START, and, New, START, signing, US, Russia
A combination of photos shows U.S. President George H. W. Bush and Soviet Communist Party General Secretary Mikhail Gorbachev signing the Strategic Arms Reduction Treaty (START) in Moscow on July 31, 1991 (T) and U.S. President Barack Obama and Russian President Dmitry Medvedev signing New START in Prague on April 8, 2010. Joe Klamar/Corbis/AFP/Getty Images

Hans Kristensen, who serves as director of the Federation of American Scientists Nuclear Information Project, also felt Russia's actions were likely to only further diminish Washington's appetite for dealing with Moscow, even if the Biden administration continued to believe in a more diplomatic course of action.

"Not only has Putin now essentially killed New START, but there is very little chance that the U.S. Congress would consider approving a new treaty with Russia after everything that has happened," Kristensen told Newsweek.
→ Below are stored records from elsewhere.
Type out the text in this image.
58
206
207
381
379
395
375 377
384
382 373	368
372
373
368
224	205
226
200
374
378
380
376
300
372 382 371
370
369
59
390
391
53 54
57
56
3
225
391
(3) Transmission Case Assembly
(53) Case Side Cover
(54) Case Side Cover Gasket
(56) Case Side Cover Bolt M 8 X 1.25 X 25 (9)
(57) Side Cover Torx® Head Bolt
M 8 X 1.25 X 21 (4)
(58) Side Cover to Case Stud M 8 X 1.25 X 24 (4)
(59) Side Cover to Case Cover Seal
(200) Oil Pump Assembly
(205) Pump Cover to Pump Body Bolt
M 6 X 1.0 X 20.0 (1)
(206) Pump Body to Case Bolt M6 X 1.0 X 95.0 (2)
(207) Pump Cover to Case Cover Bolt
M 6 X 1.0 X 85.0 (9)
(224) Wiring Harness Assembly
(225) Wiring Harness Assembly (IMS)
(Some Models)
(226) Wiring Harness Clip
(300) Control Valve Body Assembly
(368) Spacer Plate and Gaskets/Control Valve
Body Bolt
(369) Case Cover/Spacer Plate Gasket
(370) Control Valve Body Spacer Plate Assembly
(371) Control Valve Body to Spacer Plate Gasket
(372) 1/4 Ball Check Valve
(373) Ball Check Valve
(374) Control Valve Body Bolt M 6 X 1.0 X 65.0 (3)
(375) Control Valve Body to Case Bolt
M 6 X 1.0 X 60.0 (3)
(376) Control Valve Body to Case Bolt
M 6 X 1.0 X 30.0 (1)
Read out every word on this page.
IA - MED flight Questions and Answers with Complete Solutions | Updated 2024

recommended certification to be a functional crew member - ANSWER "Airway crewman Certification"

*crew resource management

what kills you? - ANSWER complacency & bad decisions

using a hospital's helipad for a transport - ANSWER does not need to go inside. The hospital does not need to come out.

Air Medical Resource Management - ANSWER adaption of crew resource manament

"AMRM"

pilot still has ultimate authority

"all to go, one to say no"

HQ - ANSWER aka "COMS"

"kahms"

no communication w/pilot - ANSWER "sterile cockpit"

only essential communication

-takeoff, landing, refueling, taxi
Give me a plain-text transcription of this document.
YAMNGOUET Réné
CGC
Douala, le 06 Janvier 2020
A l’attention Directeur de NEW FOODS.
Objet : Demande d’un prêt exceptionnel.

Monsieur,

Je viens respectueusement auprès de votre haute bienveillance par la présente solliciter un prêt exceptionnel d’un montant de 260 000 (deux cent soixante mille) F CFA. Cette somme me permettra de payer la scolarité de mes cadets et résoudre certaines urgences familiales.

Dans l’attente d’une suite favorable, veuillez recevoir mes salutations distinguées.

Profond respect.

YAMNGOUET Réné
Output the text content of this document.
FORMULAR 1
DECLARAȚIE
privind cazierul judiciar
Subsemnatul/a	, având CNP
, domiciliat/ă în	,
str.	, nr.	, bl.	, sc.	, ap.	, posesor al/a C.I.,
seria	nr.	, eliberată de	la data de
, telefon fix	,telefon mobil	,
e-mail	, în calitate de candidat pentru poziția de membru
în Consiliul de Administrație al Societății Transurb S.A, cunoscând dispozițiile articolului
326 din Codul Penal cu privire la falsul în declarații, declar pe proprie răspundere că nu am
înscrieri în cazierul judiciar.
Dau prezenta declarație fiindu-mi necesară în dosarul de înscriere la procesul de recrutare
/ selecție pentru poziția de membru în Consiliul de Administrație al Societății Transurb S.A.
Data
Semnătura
"If the United States decided to increase its arsenal - which the Biden administration does not think is necessary, that would ironically not be in response to Russia but to China," he added. "Pressure is building in the new Congress and the new conservative committee members seem elated that Putin is creating all these problems with New START because it helps their argument for increasing the U.S. nuclear posture toward China."

While Beijing has continued to press forward with expanding its nuclear arsenal, the latest Pentagon assessment in November placed China's stockpile at somewhere above 400, with the potential to expand to around 1,500 by 2035. The figure pales in comparison to the number of nuclear weapons possessed by Moscow or Washington.

As such, Chinese officials have consistently rejected U.S. overtures to enter into any sort of expanded START-like treaty and have called on both Russia and the U.S. to live up to their non-proliferation commitments as the world's leading nuclear weapons powers.

Should the U.S. ultimately opt to abandon these commitments in a bid to challenge China, Kristensen warned that this reaction had the potential to backfire as well.

"The plan is stupid, of course, because a U.S. increase would likely cause Russia to increase and potentially cause China to increase further, in which case the United States would be back to square one where it started," Kristensen said.

"The end result would be more adversary warheads aimed at the United States," he added, "with no increased security added and no problem solved."